L’Italie franchit un premier obstacle dans la réforme de son marché du travail
L’Italie donne des gages sur sa volonté de procéder à des réformes structurelles. Malgré de fortes réticences au sein même de sa propre majorité, le premier ministre Matteo Renzi a gagné un vote de confiance clé la semaine dernière au Sénat qui a approuvé à 165 votes contre 111 un projet de réforme du marché du travail visant à introduire un contrat unique plus flexible tout en réduisant les coûts salariaux.
Un montant de 2 milliards d’euros sera consacré dès 2015 à la baisse des charges pesant sur les salaires. Le contexte de «hausse des coûts unitaires salariaux malgré des salaires stables du fait des impôts et contributions sociales ainsi que de la faible croissance de la productivité, réduit la compétitivité de l’Italie face à ses partenaires européens», comme le rappelle RBS. Depuis 2008, les coûts salariaux en Italie se sont écartés de 20% par rapport à ceux de l’Espagne.
Si une plus grande flexibilité est introduite sur les nouveaux contrats, les contrats déjà signés conserveront leurs avantages actuels, ce qui «créée un risque de dichotomie au sein du marché du travail italien et contribue à la migration des jeunes diplômés», alerte RBS. En outre, le règlement des litiges judicaires sur les licenciements dure en moyenne 1.185 jours en Italie (plus de trois ans), soit plus du double de la moyenne des pays de l’OCDE. La moyenne est d’environ 550 jours en Espagne, 600 jours au Portugal, 400 jours en Allemagne et 350 en France.

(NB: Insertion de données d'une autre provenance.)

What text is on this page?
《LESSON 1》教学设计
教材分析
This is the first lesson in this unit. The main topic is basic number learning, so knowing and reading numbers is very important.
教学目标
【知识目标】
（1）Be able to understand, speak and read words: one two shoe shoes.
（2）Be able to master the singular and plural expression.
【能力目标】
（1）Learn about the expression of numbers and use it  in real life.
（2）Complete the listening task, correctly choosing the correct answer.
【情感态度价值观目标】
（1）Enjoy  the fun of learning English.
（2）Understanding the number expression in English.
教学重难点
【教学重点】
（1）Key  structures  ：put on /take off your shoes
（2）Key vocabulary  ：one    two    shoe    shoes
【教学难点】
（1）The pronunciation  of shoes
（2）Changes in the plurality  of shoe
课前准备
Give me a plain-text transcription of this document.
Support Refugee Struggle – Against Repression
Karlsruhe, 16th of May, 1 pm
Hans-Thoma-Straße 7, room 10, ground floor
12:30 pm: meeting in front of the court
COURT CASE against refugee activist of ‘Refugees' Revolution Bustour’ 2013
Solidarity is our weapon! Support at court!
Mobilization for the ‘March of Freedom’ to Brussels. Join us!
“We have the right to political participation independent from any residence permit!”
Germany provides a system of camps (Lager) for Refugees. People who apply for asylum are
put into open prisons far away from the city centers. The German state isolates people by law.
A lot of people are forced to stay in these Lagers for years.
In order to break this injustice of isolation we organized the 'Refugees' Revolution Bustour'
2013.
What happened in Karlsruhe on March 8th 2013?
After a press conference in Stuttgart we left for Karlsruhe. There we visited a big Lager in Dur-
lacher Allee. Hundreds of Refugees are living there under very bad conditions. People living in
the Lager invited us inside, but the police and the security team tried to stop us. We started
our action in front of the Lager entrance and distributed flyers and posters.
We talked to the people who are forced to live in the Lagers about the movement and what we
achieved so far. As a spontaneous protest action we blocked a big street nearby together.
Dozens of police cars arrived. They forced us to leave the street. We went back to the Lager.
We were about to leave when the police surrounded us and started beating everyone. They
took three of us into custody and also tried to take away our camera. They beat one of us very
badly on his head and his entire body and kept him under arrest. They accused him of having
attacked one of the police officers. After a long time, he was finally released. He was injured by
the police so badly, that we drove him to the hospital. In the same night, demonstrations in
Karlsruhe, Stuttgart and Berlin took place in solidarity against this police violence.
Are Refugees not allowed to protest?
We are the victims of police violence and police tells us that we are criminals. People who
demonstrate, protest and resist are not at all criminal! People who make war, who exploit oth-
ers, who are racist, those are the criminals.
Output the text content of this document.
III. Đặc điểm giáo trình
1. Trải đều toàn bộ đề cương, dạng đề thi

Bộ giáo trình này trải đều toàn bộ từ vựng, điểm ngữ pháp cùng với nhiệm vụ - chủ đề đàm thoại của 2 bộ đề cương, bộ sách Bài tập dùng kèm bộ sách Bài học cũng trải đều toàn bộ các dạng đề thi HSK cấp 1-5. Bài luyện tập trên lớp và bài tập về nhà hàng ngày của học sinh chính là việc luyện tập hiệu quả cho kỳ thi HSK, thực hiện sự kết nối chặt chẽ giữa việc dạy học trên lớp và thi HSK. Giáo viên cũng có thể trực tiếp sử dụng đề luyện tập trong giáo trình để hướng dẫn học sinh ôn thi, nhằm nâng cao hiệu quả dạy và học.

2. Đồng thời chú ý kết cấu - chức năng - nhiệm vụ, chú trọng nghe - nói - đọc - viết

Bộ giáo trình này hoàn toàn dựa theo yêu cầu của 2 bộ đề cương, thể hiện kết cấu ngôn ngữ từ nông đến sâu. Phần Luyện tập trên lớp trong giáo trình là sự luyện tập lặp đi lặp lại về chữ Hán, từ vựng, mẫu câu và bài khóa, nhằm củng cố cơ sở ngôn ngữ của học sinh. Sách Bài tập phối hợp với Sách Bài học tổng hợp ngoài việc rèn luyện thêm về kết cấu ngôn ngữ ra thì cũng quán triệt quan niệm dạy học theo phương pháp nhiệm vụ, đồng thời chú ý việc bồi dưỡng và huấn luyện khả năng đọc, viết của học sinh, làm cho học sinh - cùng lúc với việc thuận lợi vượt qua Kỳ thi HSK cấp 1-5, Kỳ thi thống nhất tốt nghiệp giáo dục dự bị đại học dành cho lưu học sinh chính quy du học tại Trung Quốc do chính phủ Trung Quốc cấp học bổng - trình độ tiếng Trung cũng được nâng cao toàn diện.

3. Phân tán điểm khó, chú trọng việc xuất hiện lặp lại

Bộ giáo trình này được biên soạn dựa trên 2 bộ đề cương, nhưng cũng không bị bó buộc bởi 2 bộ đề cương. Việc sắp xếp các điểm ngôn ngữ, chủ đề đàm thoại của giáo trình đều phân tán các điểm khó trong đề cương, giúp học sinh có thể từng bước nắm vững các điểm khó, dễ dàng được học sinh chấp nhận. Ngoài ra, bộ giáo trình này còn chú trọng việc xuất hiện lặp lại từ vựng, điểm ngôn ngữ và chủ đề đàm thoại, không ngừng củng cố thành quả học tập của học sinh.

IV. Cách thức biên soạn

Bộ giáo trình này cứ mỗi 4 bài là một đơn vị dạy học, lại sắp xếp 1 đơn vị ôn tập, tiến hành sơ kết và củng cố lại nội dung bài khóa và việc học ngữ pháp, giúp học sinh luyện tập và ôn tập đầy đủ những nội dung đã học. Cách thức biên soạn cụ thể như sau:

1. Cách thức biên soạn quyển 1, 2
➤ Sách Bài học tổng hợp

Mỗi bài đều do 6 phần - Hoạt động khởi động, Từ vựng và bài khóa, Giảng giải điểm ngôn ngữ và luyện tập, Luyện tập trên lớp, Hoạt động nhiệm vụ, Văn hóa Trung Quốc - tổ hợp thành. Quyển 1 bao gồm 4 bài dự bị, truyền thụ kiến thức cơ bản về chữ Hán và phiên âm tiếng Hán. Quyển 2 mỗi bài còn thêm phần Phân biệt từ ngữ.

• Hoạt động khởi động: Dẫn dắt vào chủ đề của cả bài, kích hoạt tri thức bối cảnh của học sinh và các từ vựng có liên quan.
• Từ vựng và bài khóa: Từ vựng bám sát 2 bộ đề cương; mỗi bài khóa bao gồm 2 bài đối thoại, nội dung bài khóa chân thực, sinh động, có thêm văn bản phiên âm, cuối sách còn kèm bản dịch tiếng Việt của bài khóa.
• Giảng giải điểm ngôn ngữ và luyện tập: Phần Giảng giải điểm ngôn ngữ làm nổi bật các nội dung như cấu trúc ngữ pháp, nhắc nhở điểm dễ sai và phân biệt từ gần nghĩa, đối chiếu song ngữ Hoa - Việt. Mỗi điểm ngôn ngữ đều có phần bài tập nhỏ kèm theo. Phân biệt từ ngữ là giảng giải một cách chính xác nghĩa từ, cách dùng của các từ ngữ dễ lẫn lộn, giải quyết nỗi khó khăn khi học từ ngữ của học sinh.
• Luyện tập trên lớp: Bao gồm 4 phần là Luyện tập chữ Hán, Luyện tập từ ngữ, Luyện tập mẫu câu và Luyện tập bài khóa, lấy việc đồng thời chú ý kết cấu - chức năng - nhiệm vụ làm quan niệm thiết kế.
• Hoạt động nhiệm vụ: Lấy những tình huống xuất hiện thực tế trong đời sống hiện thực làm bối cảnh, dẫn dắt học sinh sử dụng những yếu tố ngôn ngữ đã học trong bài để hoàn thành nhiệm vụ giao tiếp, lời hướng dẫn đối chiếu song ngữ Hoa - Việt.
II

Le projet de loi reste néanmoins incomplet et doit être voté dans les prochains mois à la chambre basse. «La décision d’accélérer le calendrier vise certainement à prouver à l’Union européenne et ses partenaires de la zone euro que le gouvernement italien est en pleine maîtrise de son agenda de réformes et que ses promesses sont crédibles», estime ING. Le pays devrait invoquer des «circonstances exceptionnelles» pour obtenir l’indulgence de Bruxelles en repoussant d’un an à 2017 son objectif d’équilibre du déficit structurel.
Rome table désormais sur une contraction de son PIB de 0,3% cette année, avant un léger rebond de 0,6% en 2015. Le déficit devrait rester légèrement inférieur au seuil de 3% du PIB sur 2014 et 2015, et Matteo Renzi se dégage 10 milliards d’euros de marges de manœuvre l’an prochain pour financer des baisses d’impôts et de charges pour soutenir l’activité. Quitte à laisser la dette poursuivre sa trajectoire à la hausse pour atteindre 133% du PIB fin 2015.